Joanna Blythman is a national treasure, and I don’t care which nation we’re talking about. Technically she may be Scottish, but we should all cherish her. She is the keeper of the nation’s food conscience, and has been for a couple decades. She writes with passion and clarity. She knows better than anyone, the baroque and deceitful world of the food industry, its dark secrets and political manipulations. She has exposed the trickery and fakery of food manufacture and retailing, and the hypocrisy of policymakers, with clear-headed anger. But she is no tedious critic or purblind puritan. Her delight in good food is as great as her contempt for bad. She extols the virtues of intelligent shopping, proper cooking and pleasurable eating with the same energy and astuteness as she excoriates fudge and trickery. And she’s a very nice woman and a very good cook.

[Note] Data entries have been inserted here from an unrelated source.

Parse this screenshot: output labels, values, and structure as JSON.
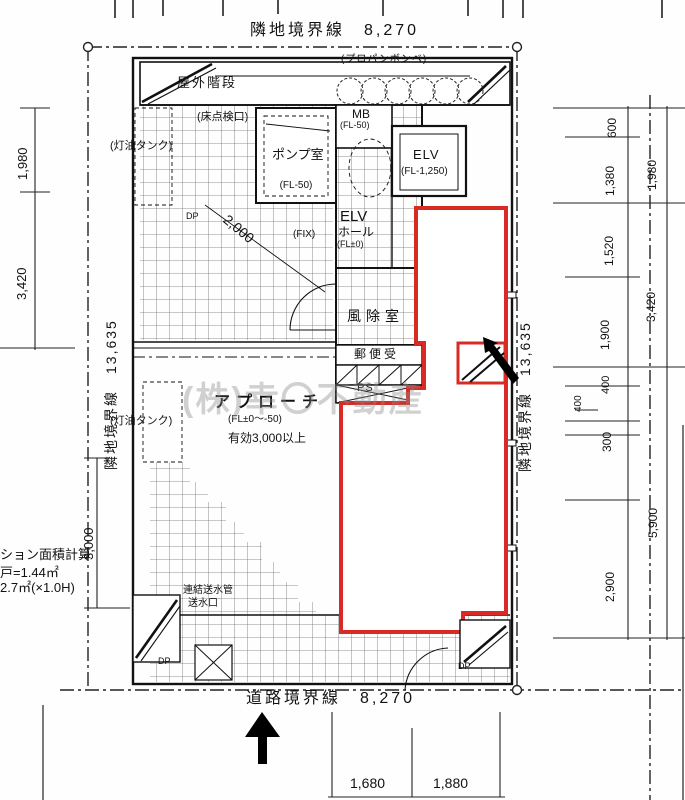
{
  "boundaries": {
    "top": "隣地境界線　8,270",
    "bottom": "道路境界線　8,270",
    "left": "隣地境界線　13,635",
    "right": "隣地境界線　13,635"
  },
  "dims": {
    "left_1": "1,980",
    "left_2": "3,420",
    "left_3": "3,000",
    "diag": "2,000",
    "r_in_1": "600",
    "r_in_2": "1,380",
    "r_in_3": "1,520",
    "r_in_4": "1,900",
    "r_in_5": "400",
    "r_in_6": "400",
    "r_in_7": "300",
    "r_in_8": "2,900",
    "r_out_1": "1,980",
    "r_out_2": "3,420",
    "r_out_3": "5,900",
    "b_1": "1,680",
    "b_2": "1,880"
  },
  "rooms": {
    "outdoor_stairs": "屋外階段",
    "propane": "(プロパンボンベ)",
    "floor_hatch": "(床点検口)",
    "oil_tank": "(灯油タンク)",
    "pump_name": "ポンプ室",
    "pump_fl": "(FL-50)",
    "mb_name": "MB",
    "mb_fl": "(FL-50)",
    "elv_name": "ELV",
    "elv_fl": "(FL-1,250)",
    "hall_1": "ELV",
    "hall_2": "ホール",
    "hall_3": "(FL±0)",
    "fix": "(FIX)",
    "windbreak": "風除室",
    "mailbox": "郵便受",
    "ps": "PS",
    "approach_name": "アプローチ",
    "approach_fl": "(FL±0〜-50)",
    "approach_note": "有効3,000以上",
    "standpipe_1": "連結送水管",
    "standpipe_2": "送水口",
    "dp": "DP"
  },
  "notes": {
    "calc_1": "ション面積計算",
    "calc_2": "戸=1.44㎡",
    "calc_3": "2.7㎡(×1.0H)",
    "watermark": "(株)幸〇不動産"
  },
  "colors": {
    "unit_outline": "#d92b25",
    "line": "#1a1a1a"
  }
}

So when I unwrapped What to Eat, up—to-date companion to her The Food We Eat, her 1996 classic, I felt that thrill of pleasure you get when you know you’re going to read something worth reading. The name ‘Blythman’ is a guarantee of quality in a way that few names are these days. I’m not going to say that I was unfamiliar with a lot of what Joanna has to say, but it is still refreshing to re-acquaint myself with the truths she writes. She writes with such lucidity and crisp authority. She never obfuscates, never blurs the lines. Her acumen and passion shine out from each sentence. It’s like a walk through the Cheviots on a crisp day in the company of a delightful, thoughtful, probing, bracing intelligence.
Joanna has the gift if illuminating the essence of food matters. Like many food writers, I am easily distracted from the path of true virtue, my tendencies to indulgence too easily outweigh my instincts to righteousness, but with Joanna they have equal weight. Local ingredients, small producers, independent retailers, skilled professionals are woven together to make a consistent tapestry of pleasure. Good food for her is not an elitist luxury; it is one of life’s essentials.